2年生守護神の神セーブだ。帝京長岡が日本文理をPK戦の末に破り、連覇を決めた。

前後半70分。延長前後半20分の計90分でも決着つかず、勝負はPK戦へ。1人ずつが外し、3-3で迎えた先攻・日本文理5人目のキックをGK小林脩晃がストップし、優勝を決めた。中学3年時に出場した日本クラブユース選手権U-15で大会MVPを獲得した“神の手”を、この舞台でも見せつけた。

 

多くの場数を踏んできた小林がチームを連覇に導いた。21本のシュートを放ちながらゴールを奪えずに突入したPK戦。GKとして我慢が必要な展開にも、焦りはなかった。相手は準々決勝の新潟西戦で計44人が蹴る記録的なPK戦(20-19)を勝ち上がってきている。「動画を見て、自分なりに研究した。うまく反応できた」。読み通り、先攻の日本文理5人目のキックを左に飛んでセーブ。雄たけびをあげた後は、最後のキッカーで出身クラブの先輩、FW河角昇磨(3年)に「頼みます」と思いを託した。

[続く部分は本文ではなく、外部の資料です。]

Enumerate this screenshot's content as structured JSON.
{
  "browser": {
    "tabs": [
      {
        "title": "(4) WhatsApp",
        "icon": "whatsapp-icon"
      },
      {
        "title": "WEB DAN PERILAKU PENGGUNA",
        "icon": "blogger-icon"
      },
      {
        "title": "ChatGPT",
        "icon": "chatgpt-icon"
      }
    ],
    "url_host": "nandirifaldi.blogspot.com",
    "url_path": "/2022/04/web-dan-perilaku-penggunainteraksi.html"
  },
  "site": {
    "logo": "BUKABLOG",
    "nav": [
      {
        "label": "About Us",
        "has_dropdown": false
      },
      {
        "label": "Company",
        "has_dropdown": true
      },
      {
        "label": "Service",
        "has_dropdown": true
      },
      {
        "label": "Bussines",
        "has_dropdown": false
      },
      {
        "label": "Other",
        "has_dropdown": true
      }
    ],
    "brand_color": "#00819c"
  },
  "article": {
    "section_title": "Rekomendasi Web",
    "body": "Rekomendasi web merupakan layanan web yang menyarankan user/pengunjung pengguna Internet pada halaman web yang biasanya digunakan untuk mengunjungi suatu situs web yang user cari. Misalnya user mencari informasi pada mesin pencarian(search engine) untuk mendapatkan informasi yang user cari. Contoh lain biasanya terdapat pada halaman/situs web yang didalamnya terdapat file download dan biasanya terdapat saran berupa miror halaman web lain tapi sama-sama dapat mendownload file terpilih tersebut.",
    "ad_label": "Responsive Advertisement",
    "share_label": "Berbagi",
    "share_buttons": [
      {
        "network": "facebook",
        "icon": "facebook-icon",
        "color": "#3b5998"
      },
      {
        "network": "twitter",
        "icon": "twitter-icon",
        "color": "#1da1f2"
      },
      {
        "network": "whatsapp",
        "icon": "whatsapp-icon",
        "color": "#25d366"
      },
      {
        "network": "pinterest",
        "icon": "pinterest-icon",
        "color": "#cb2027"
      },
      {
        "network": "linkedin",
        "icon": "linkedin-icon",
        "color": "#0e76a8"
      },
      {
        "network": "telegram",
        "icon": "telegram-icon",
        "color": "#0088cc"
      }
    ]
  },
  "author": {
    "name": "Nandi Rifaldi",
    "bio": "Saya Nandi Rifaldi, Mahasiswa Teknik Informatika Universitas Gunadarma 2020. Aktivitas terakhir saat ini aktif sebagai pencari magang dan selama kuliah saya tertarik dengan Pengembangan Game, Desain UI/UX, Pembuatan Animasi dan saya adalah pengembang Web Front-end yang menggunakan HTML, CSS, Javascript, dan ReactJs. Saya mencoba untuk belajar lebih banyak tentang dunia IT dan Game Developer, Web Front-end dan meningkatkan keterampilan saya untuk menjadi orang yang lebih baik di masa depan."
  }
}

河角がゴールネットを揺らし、勝利が決まった瞬間、小林は真っ青な空に向かって両腕を突き上げた。チームのGKメンバーは11人。ポジション争いが激しい分、責任は重い。「チームGKの代表としてピッチに立っている。全員でつかんだ優勝」とホッとした表情も見せた。

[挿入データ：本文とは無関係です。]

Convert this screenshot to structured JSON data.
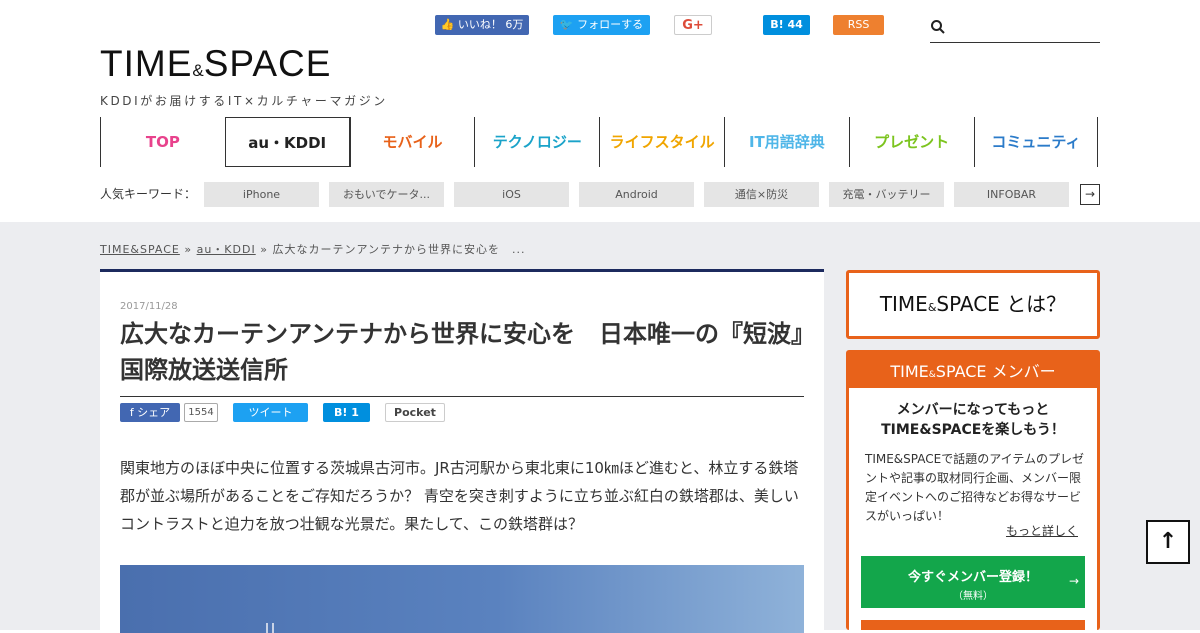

PK戦は“大好物”だ。中学3年時、FC東京U-15むさしの正GKとして出場した21年のクラブユース選手権U-15。準決勝、決勝と続いたPK戦で好守を連発し優勝に貢献し、大会MVPに輝いていた。「緊張はなかった。あの時の経験が生かせました」と試合中に激しくゲキを飛ばす姿とは別人のように淡々と、冷静に振り返った。

インターハイは7月に北海道で開幕する。帝京長岡の代名詞の細かいパスやドリブル駆使する攻撃的サッカーに加え、攻から守の切り替えの速さが加わったニュースタイルを全国で示す。「県総体を通して守備も向上している。失点せずに勝ち上がり、日本一を狙う」。中学で全国制覇を経験している守護神が最後のとりでとなり、ゴールを守る。【小林忠】

 

〇…帝京長岡・谷口哲朗総監督(49)は「PKは見てられなかった」と苦笑いも、「小林なら1本は止めてくれると思っていた」と激戦を振り返った。試合内容では攻守で圧倒。シュート数21本で、被シュート数は4本に抑えた。ただ無得点に終わったことに「気持ちを乗せてゴールに向かう部分。点を取るという執念が足りなかった」と修正点を挙げた。